2.  European-style Coffee.  We had coffee at this Italian place in Little Italy while the last few minutes of a soccer match was on between Munich and Chelsea.  Everyone was SO into it, it was fascinating. Great coffee is easy to find in Montreal, but whatever you do, avoid the touristy places in the Latin Quarter.  Go for Cafe St. Henri.  

3. Summer Thunderstorms

4.  An Abundance of Free Things to Do.  On my list are going for a run through a.) Mont-Royal to the top and back and b.) admiring the permanent collection at the Musee des Beaux Arts.  And it is not a puny collection either.  There's a Rodin, Dali, Picasso, Renoir, and then some. I have an affinity with the Dutch so I was thrilled that it had a sizable collection of Dutch masters.  Also particularly interesting was the collection of Bonaparte artifacts and modern furniture gallery.

Museums often get overwhelming but the size of the permanent collection here was just enough to stir your interest without boring you to tears or pushing you to fine art overdose.
5.  Bixi Bikes and Bike Lanes.  BIXI (Bike + Taxi) is Montreal's bike sharing system.  For $14 for three days, you can rent bikes to go all over Montreal.  If you return the bike to any of the BIXI kiosks (there's hundreds of them) within 29 minutes, you don't pay anything extra.  With BIXI, you don't have to worry about finding parking and paying for parking, plus you could eat more because you're burning more calories!  WIN!

6.  The History.  Especially in Old Downtown, it fascinates me how all these buildings have been around for centuries.  America doesn't have much for old architecture so I gobble it up when I am surrounded by it. There's something very romantic imagining life in a different era.  If those brick walls could talk.

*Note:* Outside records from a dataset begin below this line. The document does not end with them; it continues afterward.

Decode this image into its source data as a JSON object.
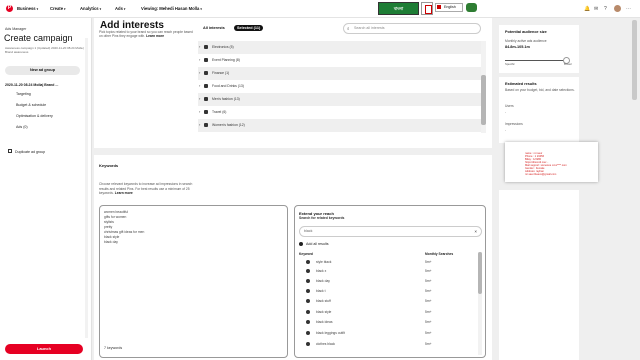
{
  "topbar": {
    "logo": "P",
    "nav": [
      "Business",
      "Create",
      "Analytics",
      "Ads",
      "Viewing: Mehedi Hasan Molla"
    ],
    "bangla_ext": "বাংলা",
    "language": "English"
  },
  "sidebar": {
    "breadcrumb": "Ads Manager",
    "title": "Create campaign",
    "campaign_name": "Awareness campaign 1 (Updated) 2020-11-20 08.24 Molla | Brand awareness",
    "new_ad_group": "New ad group",
    "ad_group_title": "2020-11-20 08.24 Molla| Brand ...",
    "subitems": [
      "Targeting",
      "Budget & schedule",
      "Optimisation & delivery",
      "Ads (0)"
    ],
    "duplicate": "Duplicate ad group",
    "launch": "Launch"
  },
  "interests": {
    "title": "Add interests",
    "desc_pre": "Pick topics related to your brand so you can reach people based on other Pins they engage with.",
    "learn_more": "Learn more",
    "tabs": [
      "All interests",
      "Selected (11)"
    ],
    "search_placeholder": "Search all interests",
    "rows": [
      "Electronics (5)",
      "Event Planning (8)",
      "Finance (1)",
      "Food and Drinks (13)",
      "Men's fashion (13)",
      "Travel (6)",
      "Women's fashion (12)"
    ]
  },
  "keywords": {
    "title": "Keywords",
    "desc": "Choose relevant keywords to increase ad impressions in search results and related Pins. For best results use a minimum of 25 keywords.",
    "learn_more": "Learn more",
    "entered": [
      "women beautiful",
      "gifts for women",
      "stylists",
      "pretty",
      "christmas gift ideas for men",
      "black style",
      "black day"
    ],
    "count": "7 keywords",
    "reach": {
      "title": "Extend your reach",
      "subtitle": "Search for related keywords",
      "search_value": "black",
      "add_all": "Add all results",
      "col_keyword": "Keyword",
      "col_searches": "Monthly Searches",
      "results": [
        {
          "kw": "style black",
          "ms": "5m+"
        },
        {
          "kw": "black x",
          "ms": "5m+"
        },
        {
          "kw": "black day",
          "ms": "5m+"
        },
        {
          "kw": "black t",
          "ms": "5m+"
        },
        {
          "kw": "black stuff",
          "ms": "5m+"
        },
        {
          "kw": "black style",
          "ms": "5m+"
        },
        {
          "kw": "black ideas",
          "ms": "5m+"
        },
        {
          "kw": "black leggings outfit",
          "ms": "5m+"
        },
        {
          "kw": "clothes black",
          "ms": "5m+"
        }
      ]
    }
  },
  "right": {
    "potential_title": "Potential audience size",
    "potential_label": "Monthly active ads audience",
    "potential_value": "84.8m-105.1m",
    "specific": "Specific",
    "broad": "Broad",
    "estimated_title": "Estimated results",
    "estimated_desc": "Based on your budget, bid, and date selections.",
    "users_label": "Users",
    "users_value": "-",
    "impressions_label": "Impressions",
    "impressions_value": "-"
  },
  "popup": {
    "lines": [
      "name : mr.saur",
      "Phone : 1 23456",
      "Bday : 1/1980",
      "https://discord.me/...",
      "Mail  support: someone xxxx****.com",
      "Gender : Female",
      "Address: rayhan",
      "mr.saur.lbeaux@gmail.com"
    ]
  }
}
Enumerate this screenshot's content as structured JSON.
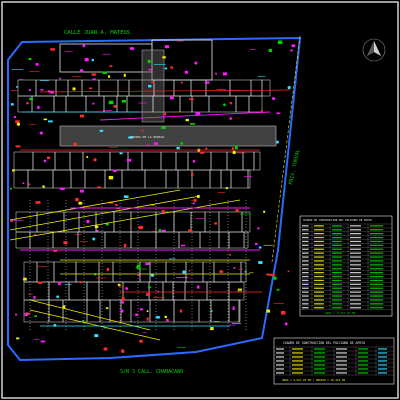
{
  "drawing": {
    "street_labels": {
      "top": "CALLE JUAN A. MATEOS",
      "bottom": "S/N 3 CALL. CHABACANO",
      "right": "PRIV. TORVAL"
    },
    "plant_label": "ARRIBA DE LA BODEGA",
    "table_top": {
      "title": "CUADRO DE CONSTRUCCION DEL POLIGONO DE APOYO",
      "footer": "AREA = 9,927.25 M2",
      "row_count": 22
    },
    "table_bottom": {
      "title": "CUADRO DE CONSTRUCCION DEL POLIGONO DE APOYO",
      "footer": "AREA = 9,927.25 M2 / PREDIO = 10,412 M2",
      "row_count": 7
    },
    "colors": {
      "background": "#000000",
      "frame": "#d0d0d0",
      "boundary": "#2a6bff",
      "green": "#00d400",
      "yellow": "#f0f000",
      "magenta": "#ff19ff",
      "red": "#ff2a2a",
      "cyan": "#33e0ff",
      "white": "#e8e8e8",
      "gray": "#8a8a8a"
    }
  }
}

Montreal also has its Notre-Dame and it's a rather magnificent structure.  It's smaller compared to the one in Paris, but still quite remarkable.


7.  The Cafe Culture Intertwined with the Work to Live Lifestyle.  I often profess that one of the reasons I travel is to gauge how much I have drank the Kool Aid in America.  By seeing how other people live in the rest of the world, I am able to benchmark if the way I am living my life is better off or worse off.  The French, and apparently, the Montrealers too, revere sitting in a cafe not just for the sake of sitting in a cafe, but to slow life down.


Life in America is packaged as efficient.  What that really means though is that things are always in a blurry rush because we never have a shortage of shit to do.  There is no time to savor, to taste.  Wasting time at a sidewalk cafe drinking coffee all morning is counter-productive.  But counter-productive to what?  Our jobs?  Our house chores?  The time we could all be sitting in front of the TV or the computer?

I have drank that Kool Aid.  We just finished dinner at a restaurant and I found myself tapping my fingers on the table wondering when the server is coming around with the check.  I caught myself and the realization hit me like a ton of bricks!  I was on vacation and I really have nowhere to be.  What was I in the rush for???

I would expect a lesson like this to come from a vacation at the beach, not from a major city rooted in French culture.  I admire many European countries, and indeed the city of Montreal, because they have a grasp that we only work to live and not the other way around.

If Montreal calls you, I only have one advice.  Brush up on your French and go.